Another investment was equally crucial. Emerson Collective was an early investor in Mistral AI, at a time when this French company was Europe's last remaining hope in large models.

Putting it all together, her AI bets cluster around two directions: either "using AI to solve specific human problems" or "reshaping the interaction mode between humans and machines" (io's devices, Ive's design).

VC Sheet described Emerson Collective in an assessment as: "A deliberately ambiguous LLC that houses venture capital, philanthropy, policy advocacy, art, and media ownership under one roof, able to deploy grants, policy lobbying, or investments, whichever tool is most effective."

Philosophically, she is closer to the older generation of East Coast family offices, where influence matters more than returns, the long term matters more than the short term, and the microphone matters more than the spotlight.

Three Investment Philosophies

Lining up the three lists reveals three distinct judgments about the future of AI.

Schmidt is betting on national competition and infrastructure bottlenecks.
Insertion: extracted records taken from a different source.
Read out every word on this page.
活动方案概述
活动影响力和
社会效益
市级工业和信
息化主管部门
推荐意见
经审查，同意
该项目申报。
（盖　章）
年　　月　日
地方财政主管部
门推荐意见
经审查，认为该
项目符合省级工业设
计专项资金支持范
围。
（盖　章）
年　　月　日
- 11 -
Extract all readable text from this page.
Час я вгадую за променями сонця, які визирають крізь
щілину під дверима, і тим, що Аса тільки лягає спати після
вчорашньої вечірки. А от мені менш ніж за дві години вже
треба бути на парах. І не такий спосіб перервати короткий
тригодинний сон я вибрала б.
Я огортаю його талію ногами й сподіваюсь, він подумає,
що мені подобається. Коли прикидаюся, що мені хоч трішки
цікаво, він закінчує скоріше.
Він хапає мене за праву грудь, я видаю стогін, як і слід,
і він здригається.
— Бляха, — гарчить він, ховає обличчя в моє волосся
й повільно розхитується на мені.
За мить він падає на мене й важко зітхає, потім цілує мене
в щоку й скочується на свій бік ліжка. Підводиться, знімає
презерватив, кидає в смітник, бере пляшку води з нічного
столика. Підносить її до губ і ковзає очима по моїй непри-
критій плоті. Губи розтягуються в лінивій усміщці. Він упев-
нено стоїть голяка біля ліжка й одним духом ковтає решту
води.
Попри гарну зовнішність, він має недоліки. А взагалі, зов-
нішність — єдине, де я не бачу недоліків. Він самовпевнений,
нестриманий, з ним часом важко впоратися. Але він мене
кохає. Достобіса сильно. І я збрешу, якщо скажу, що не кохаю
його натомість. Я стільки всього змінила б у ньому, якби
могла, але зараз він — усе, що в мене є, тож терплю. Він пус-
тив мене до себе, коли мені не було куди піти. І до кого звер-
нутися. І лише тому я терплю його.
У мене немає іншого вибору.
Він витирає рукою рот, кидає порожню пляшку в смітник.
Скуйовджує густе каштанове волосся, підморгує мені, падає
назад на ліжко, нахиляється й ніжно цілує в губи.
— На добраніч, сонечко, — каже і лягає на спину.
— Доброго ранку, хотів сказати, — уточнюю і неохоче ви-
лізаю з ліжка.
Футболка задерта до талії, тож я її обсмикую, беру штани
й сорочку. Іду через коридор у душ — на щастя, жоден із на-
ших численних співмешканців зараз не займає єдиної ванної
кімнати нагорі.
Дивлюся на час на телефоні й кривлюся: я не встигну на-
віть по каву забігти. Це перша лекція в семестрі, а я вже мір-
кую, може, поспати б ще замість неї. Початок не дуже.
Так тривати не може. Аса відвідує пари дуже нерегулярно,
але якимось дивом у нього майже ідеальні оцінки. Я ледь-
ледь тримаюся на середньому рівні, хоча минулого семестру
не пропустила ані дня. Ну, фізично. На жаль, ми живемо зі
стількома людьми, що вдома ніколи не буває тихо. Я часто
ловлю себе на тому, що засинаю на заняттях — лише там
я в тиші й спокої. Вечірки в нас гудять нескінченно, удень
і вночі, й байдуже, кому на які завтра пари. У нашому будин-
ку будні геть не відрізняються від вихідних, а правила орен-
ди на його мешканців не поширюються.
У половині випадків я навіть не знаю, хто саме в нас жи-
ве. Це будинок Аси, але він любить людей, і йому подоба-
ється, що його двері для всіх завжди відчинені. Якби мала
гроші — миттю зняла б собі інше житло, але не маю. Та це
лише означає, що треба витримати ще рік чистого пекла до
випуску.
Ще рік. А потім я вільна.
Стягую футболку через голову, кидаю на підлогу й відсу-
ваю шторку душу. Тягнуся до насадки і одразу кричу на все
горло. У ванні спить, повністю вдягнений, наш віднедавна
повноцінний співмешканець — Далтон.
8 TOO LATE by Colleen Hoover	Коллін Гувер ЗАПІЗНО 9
In his world, AI will ultimately be decided by "who has the most electricity, the fastest rockets, and the strongest drones." Models are just entry tickets; the true moat is in the physical layer. That's why he personally went to lead Relativity and Bolt. He wants control, not just returns.

Bezos is betting on application diffusion at the scale of an industrial revolution. He believes AI will eventually permeate every machine tool, every aircraft, and every satellite, like electricity. So he locks down the model layer through Amazon, the manufacturing layer through Prometheus, and the consumer application layer through Expeditions. He isn't betting on whether a specific company can win, but whether the "entire structure" can succeed.

Powell Jobs is betting on something else. She is betting that people will eventually find the current human-computer interaction model unbearable. She and Ive repeatedly emphasized in their Financial Times interview that "humanity deserves better." Behind her investments in io, LoveFrom, medical AI, and education AI lies the same judgment: the biggest market of the next decade will be "repairing the side effects created by the internet of the previous decade."

Three judgments, three strategies.

Which one is right? No one knows. Schmidt may overestimate the weight of geopolitics in the AI economy. Bezos may underestimate the capital consumption of a heavy asset "full-stack" model; a typical example is Prometheus hasn't shipped yet and is already rumored to need another $10 billion. Powell Jobs faces an even more awkward question: io's device won't be mass-produced until 2027, and OpenAI's own financial model is already being repeatedly questioned by the market.

But one thing is certain. When the winners of the last internet generation collectively turn their family funds towards AI, this is no longer a small trend in a specific track. Bolt has already raised $150 million in startup capital; Anthropic alone has absorbed the $33 billion promised by Amazon. Capital flows of this magnitude will shape the industrial geography of the next decade.

As for who will have the last laugh, we'll have to look back in 2030. Until then, the three old-timers are still at the poker table, and the stakes are still being raised.